Art. 1.262 – Aplia-se à usucapião das coisas móveis o disposto nos arts. 1.243 e 1.244.
Lei 10.406/2002 – Acesso em 02/03/2026
O Art. 1.262 do Código Civil de 2002 estabelece uma importante regra de remissão normativa, ao determinar a aplicação subsidiária dos arts. 1.243 e 1.244 à usucapião de coisas móveis. Essa disposição é crucial para a compreensão do instituto, pois, ao contrário da usucapião de bens imóveis, a legislação civil não detalha exaustivamente as nuances da usucapião mobiliária, optando por uma técnica legislativa de economia e coerência sistêmica. A remissão visa preencher lacunas e garantir a uniformidade na interpretação dos requisitos possessórios.

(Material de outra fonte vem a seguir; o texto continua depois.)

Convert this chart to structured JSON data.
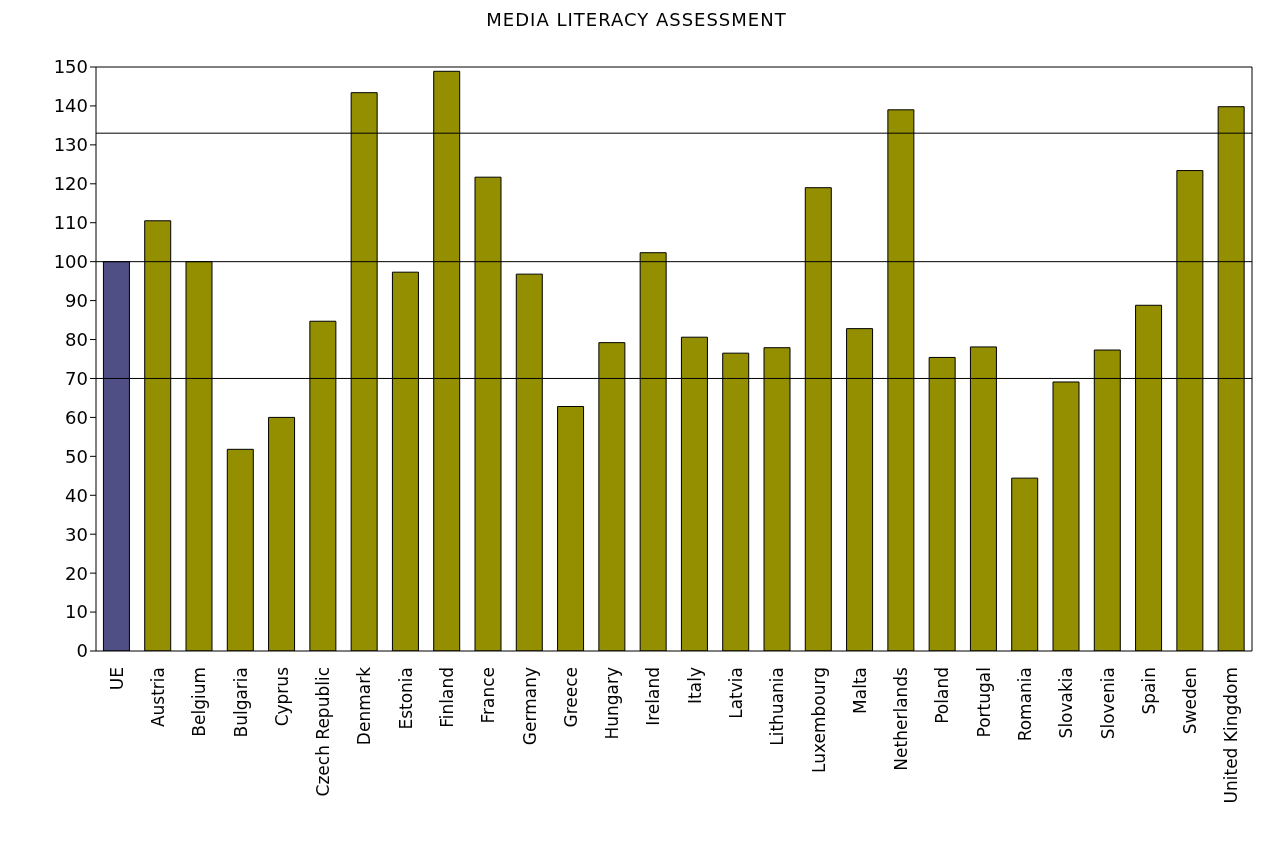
{
  "chart_data": {
    "type": "bar",
    "title": "MEDIA LITERACY ASSESSMENT",
    "categories": [
      "UE",
      "Austria",
      "Belgium",
      "Bulgaria",
      "Cyprus",
      "Czech Republic",
      "Denmark",
      "Estonia",
      "Finland",
      "France",
      "Germany",
      "Greece",
      "Hungary",
      "Ireland",
      "Italy",
      "Latvia",
      "Lithuania",
      "Luxembourg",
      "Malta",
      "Netherlands",
      "Poland",
      "Portugal",
      "Romania",
      "Slovakia",
      "Slovenia",
      "Spain",
      "Sweden",
      "United Kingdom"
    ],
    "values": [
      100,
      110.5,
      100,
      51.8,
      60,
      84.7,
      143.4,
      97.3,
      148.9,
      121.7,
      96.8,
      62.8,
      79.2,
      102.3,
      80.6,
      76.5,
      77.9,
      119,
      82.8,
      139,
      75.4,
      78.1,
      44.4,
      69.1,
      77.3,
      88.8,
      123.4,
      139.8
    ],
    "colors": [
      "#4f4f86",
      "#948f00",
      "#948f00",
      "#948f00",
      "#948f00",
      "#948f00",
      "#948f00",
      "#948f00",
      "#948f00",
      "#948f00",
      "#948f00",
      "#948f00",
      "#948f00",
      "#948f00",
      "#948f00",
      "#948f00",
      "#948f00",
      "#948f00",
      "#948f00",
      "#948f00",
      "#948f00",
      "#948f00",
      "#948f00",
      "#948f00",
      "#948f00",
      "#948f00",
      "#948f00",
      "#948f00"
    ],
    "ylim": [
      0,
      150
    ],
    "yticks": [
      0,
      10,
      20,
      30,
      40,
      50,
      60,
      70,
      80,
      90,
      100,
      110,
      120,
      130,
      140,
      150
    ],
    "ref_lines": [
      {
        "axis": "y",
        "value": 133,
        "label": null,
        "color": "#000000"
      },
      {
        "axis": "y",
        "value": 100,
        "label": null,
        "color": "#000000"
      },
      {
        "axis": "y",
        "value": 70,
        "label": null,
        "color": "#000000"
      }
    ],
    "grid": false
  }
}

A aplicação do Art. 1.243, que trata da soma de posses (accessio possessionis e successio possessionis), é fundamental para a usucapião de bens móveis. Isso significa que o possuidor atual pode somar à sua posse a de seus antecessores, desde que contínuas e pacíficas, para atingir o prazo legal exigido. Essa possibilidade é particularmente relevante em casos de bens de valor considerável ou de difícil rastreamento, onde a posse individual pode não ser suficiente para configurar a usucapião. A doutrina e a jurisprudência consolidam a necessidade de que as posses sejam homogêneas e sem vícios para a sua soma.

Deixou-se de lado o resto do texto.